For the TreeVal project, we have included a TreeValProject.summary function in groovy. This collects some specifically made channels into an output file merged with the execution logs.
The scripts contained in this repo src/
aim to pull actionable data from these files.
Requirements can be seen in the requirements.txt file found in this folder.

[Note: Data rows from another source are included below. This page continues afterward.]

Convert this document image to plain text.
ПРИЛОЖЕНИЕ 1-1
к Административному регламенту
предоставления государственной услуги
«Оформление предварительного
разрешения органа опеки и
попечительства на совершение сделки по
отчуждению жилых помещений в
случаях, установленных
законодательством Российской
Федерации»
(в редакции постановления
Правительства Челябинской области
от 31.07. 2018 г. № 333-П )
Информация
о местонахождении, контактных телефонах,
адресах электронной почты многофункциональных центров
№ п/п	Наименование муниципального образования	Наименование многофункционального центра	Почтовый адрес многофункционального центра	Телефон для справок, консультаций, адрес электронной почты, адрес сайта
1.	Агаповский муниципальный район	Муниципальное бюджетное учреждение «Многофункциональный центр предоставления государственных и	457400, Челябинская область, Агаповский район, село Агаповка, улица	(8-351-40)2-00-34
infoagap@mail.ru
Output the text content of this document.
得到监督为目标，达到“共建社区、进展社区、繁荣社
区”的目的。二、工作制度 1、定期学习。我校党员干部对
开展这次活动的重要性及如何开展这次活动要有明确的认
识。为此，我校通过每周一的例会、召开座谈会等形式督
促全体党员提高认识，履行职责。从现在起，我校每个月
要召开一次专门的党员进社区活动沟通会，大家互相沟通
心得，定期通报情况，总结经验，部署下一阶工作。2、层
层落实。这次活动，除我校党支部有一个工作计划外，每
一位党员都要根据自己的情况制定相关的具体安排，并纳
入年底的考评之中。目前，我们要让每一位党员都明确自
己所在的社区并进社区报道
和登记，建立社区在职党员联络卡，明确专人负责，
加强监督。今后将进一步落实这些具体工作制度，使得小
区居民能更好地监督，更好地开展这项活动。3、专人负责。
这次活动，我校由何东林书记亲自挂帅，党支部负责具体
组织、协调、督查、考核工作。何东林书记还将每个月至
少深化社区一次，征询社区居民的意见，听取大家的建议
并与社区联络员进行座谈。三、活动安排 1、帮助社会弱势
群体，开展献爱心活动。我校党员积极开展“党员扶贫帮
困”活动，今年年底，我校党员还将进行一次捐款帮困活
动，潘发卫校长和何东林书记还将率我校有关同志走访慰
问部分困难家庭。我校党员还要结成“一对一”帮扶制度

These can be installed with:
python -m venv .env
source .env/bin/activate
python3 -m pip install -r requirements.txt
You can deactivate the environment with a simple
deactivate
and reactivate with the source
command used above.
Run the script with:
python3 src/treeval/scripts/ProjectStats.py {PATH TO SUMMARY DIRECTORY}
Current Example:
python3 src/treeval/scripts/ProjectStats.py ./treeval-summary-files/1-1-0/
python3 src/treeval/scripts/ProjectStats.py /lustre/scratch123/tol/resources/treeval/treeval_stats/release-1-0-0/
--------------------------------------------------
TreeValProject.Summary Stats!
--------------------------------------------------
Total data points: 235
--------------------------------------------------
Unique CLADE count:
Clade
insects 160
dicots 16
fungi 12
fish 11
nematode 9
mammals 8
bird 3
sponges 2
non-vascular-plants 2
mollusc 2
platyhelminths 2
other-animal-phyla 1
Annelida 1
jellyfish 1
protists 1
reptile 1
protist 1
other_arthropoda 1
chordates 1
Name: count, dtype: int64
--------------------------------------------------
Run Type Count:
Entry_Point
RAPID 198
FULL 37
Name: count, dtype: int64
--------------------------------------------------
Ticket Type Count:
Ticket
DTOL 197
VGP 25
ASG 7
TOL 6
Name: count, dtype: int64
--------------------------------------------------
Empty Files!:
TreeVal_run_ilMalNeus2_1_FULL_2023-10-25_18-58-23.txt
--------------------------------------------------
TODO:
- Make TreeValProject.Summary input data optional
- Output graphs summarising the stats. (Done for 80% of mem cases, issues with subworkflows inside subworkflows)